Oen's home practice also continued. Beginning at 3:00 a.m. Western Indonesia Time and lasting until after noon, Oen would see patients personally, often without any assistance. After making a diagnosis, he prepared prescriptions, with those he stamped and signed to be redeemed at a specific pharmacist and paid out of his own pocket. Patients who could pay for his services were merely asked to put money in a box near the door. Oen argued that all patients should be treated as equals, and that doctors "should be imbued with the spirit of service and put the patient's safety above all else." In this, Lo Siaw Ging considered Oen a mentor, and attributed his own pro bono practice to Oen's social mindedness and charity.

By 1976, Oen's health was deteriorating, and he had reduced his home practice to two days per week. He fell into a coma in April 1977. Oen died at Telogorejo Hospital, Semarang, on 30 October 1982. His body was brought to the Panti Kosala Hospital, where it lay in state. On 5 November, the Mangkunegaran Court held a funeral ceremony, led by Prince Mangkunegara VIII. A minute of silence was observed under the guidance of Mayor Soekatmo Prawirohadisebroto. Thousands of people lined the streets as Oen's body was escorted by palace officials to Tiong Ting Crematorium in a procession led by Sanyoto Sutopo Hadikusumo. He was survived by Corrie; the couple had no children.

==Legacy==
On 30 October 1979, Oen received the Satyalancana Kebaktian Sosial for his service to the Tentara Pelajar during the revolution. The Panti Kosala Hospital was renamed the Dr.

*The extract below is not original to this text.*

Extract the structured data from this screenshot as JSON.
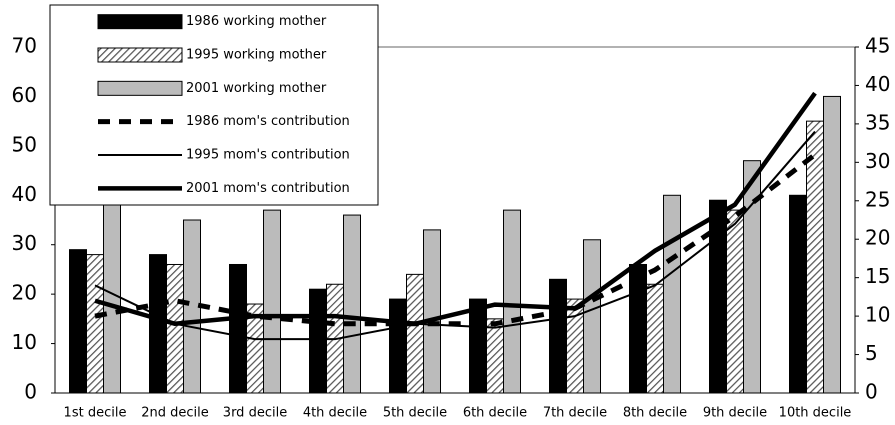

Oen Hospital on 30 October 1983, commemorating his service to the hospital and Surakarta; a statue of Oen was dedicated at the hospital on 3 March 2003. During a 24 January 1993 ceremony, the Mangkunegaran Court granted Oen the title Kandjeng Raden Mas Toemenggoeng Hario Obi Darmohoesodo, one level higher than that Oen had received during his lifetime. In 2017, a biography of Oen was written by Ravando Lie and published by Kompas.

Regarding Oen's acceptance in the Mangkunegaran Court, the historian RM Daradjadi writes that the doctor's personal philosophy was similar to the Javanese concept of sepi ing pamrih rame ing gawe ("working with dedication without expecting material rewards"). Darmadjadi also links Oen's practice with the three values espoused by Prince Mangkunegara I in his Serat Wedhatama: rumangsa melu handarbeni ("sense of shared ownership"), melu hangrungkebi ("shared accountability"), and malat sarira hangrasa wani ("willingness to improve oneself"). Ravando Lie echoes this observation, noting that Oen's practice accorded with the Javanese philosophy of mamayu hayuning bawana, amemangun karyenak tyasing sesama ("to build this world is to make other people happy").